Field Description Mandatory
Model name The model name should not exceed 50 characters and can only contain alphanumeric characters and .-_ yes
Domain Select one from the drop-down list of possible domains. Default value is "Generic". You can change this value during the model deployment. yes
Language pair Either start typing the 2-letter ISO code of the source language, or select a language pair from the drop-down list. You need to set the language pair to display the available baseline models (parent model). yes
Parent model This is the baseline model you will use as a starting point to which you will customize with your own data. You can select one from the list of SYSTRAN baseline models or pick one of your own models if you have already trained one. SYSTRAN baselines models are regularly updated. yes
Tags Tags are flags associated to your training, for example to indicate it is an experiment. Select one or several from the drop-down list. no
Resources This is where you indicate which data is to be used to customize your model. You can either create a new Dataset at this step (see "Use a new Dataset" below) or use already created Datasets. You can use several Datasets. yes

Select training data

You can either create a new Dataset or use Dataset(s) created prior. Please refer to the Resources documentation page for more information on Datasets.

Use a new Dataset

If this is your first time training a model on ModelStudio, you probably have not created a Dataset yet. You can create a Dataset on the Resources page or directly from the model creation form, as explained hereafter.
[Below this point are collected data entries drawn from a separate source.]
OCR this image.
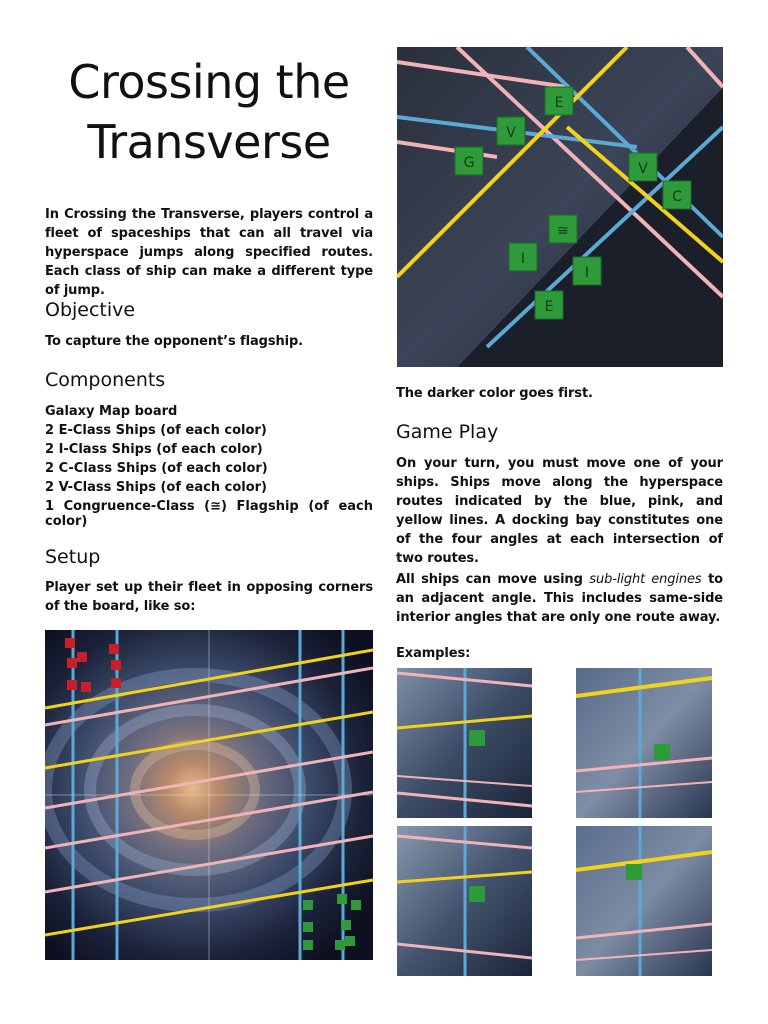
Crossing the Transverse

In Crossing the Transverse, players control a fleet of spaceships that can all travel via hyperspace jumps along specified routes. Each class of ship can make a different type of jump.

Objective

To capture the opponent’s flagship.

Components

Galaxy Map board

2 E-Class Ships (of each color)

2 I-Class Ships (of each color)

2 C-Class Ships (of each color)

2 V-Class Ships (of each color)

1 Congruence-Class (≅) Flagship (of each color)

Setup

Player set up their fleet in opposing corners of the board, like so:

E
V
G	V
C
≅
I
I
E

The darker color goes first.

Game Play

On your turn, you must move one of your ships. Ships move along the hyperspace routes indicated by the blue, pink, and yellow lines. A docking bay constitutes one of the four angles at each intersection of two routes.

All ships can move using sub-light engines to an adjacent angle. This includes same-side interior angles that are only one route away.

Examples:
  • Choose a name for your Dataset. It should not exceed 50 characters and can only contain alphanumeric characters and .-_

  • Upload the data you want to use. You can either:

    • Drag and drop your files into the Corpus box, or

    • Click on it to open a file explorer and select your files.
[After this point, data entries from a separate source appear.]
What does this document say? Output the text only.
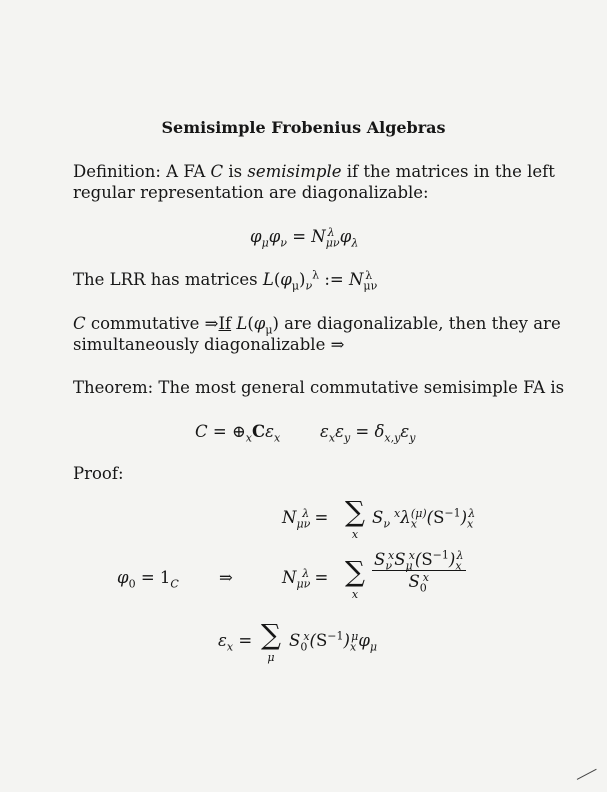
Semisimple Frobenius Algebras
Definition: A FA C is semisimple if the matrices in the left
regular representation are diagonalizable:
$\varphi_\mu\varphi_\nu = N_{\mu\nu}^\lambda$ $\varphi_\lambda$
The LRR has matrices $L(\varphi_\mu)_\nu^\lambda$ := $N_{\mu\nu}^\lambda$
C commutative ⇒If $L(\varphi_\mu)$ are diagonalizable, then they are
simultaneously diagonalizable ⇒
Theorem: The most general commutative semisimple FA is
$C = \oplus_xC\varepsilon_x$ $\varepsilon_x\varepsilon_y = \delta_{x,y}\varepsilon_y$
Proof:
$N_{\mu\nu}^\lambda$ = ∑
x
$S_\nu^x\lambda_x^{(\mu)}(S^{-1})_x^\lambda$
$\varphi_0 = 1_C$ ⇒	$N_{\mu\nu}^\lambda$ = ∑
x
$\frac{S_\nu^xS_\mu^x(S^{-1})_x^\lambda}{S_0^x}$
$\varepsilon_x$ = ∑
μ
$S_0^x(S^{-1})_x^\mu\varphi_\mu$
  • The files appear under the Corpus box. Click on the trash bin to delete a file.

Only two formats are currently accepted : application/x-tmx+xml (TMX files) and text/plain (raw bitext where the source and target segments are separated by a tabulation).

About bitext files

Bitext files should start with the following header.

#TM
#XX YY

Where XX stands for the source langue code, and YY for the target language code. The two language codes should be separated with a tabulation.

  • Test set creation

    • If you have already prepared a test set, you can tick the box indicating you want to use separate files for training and testing (1). Another drag-and-drop box appears for the testing data.

    • You can also split your data into training and testing sets. Either choose a fixed number of lines to extract (Segments), or a percentage value (Percentage). Move the cursor to increase or decrease this value. Default is a value of 1000 segments (or 10 % if you choose to use percentages).

Warning

Please note that strating with ModelStudio 1.4.0, Datasets and Evaluations have an expiration date, after which they will be automatically deleted.

Use existing Dataset(s)

To use one or several already existing Dataset(s), click on the Existing Dataset tab.

Tick the box(es) corresponding to the Dataset(s) you want to use for your training.

Using more than one dataset

It is possible to use multiple datasets for a training. However, the datasets need to be created beforehand so you can select them when creating your new model.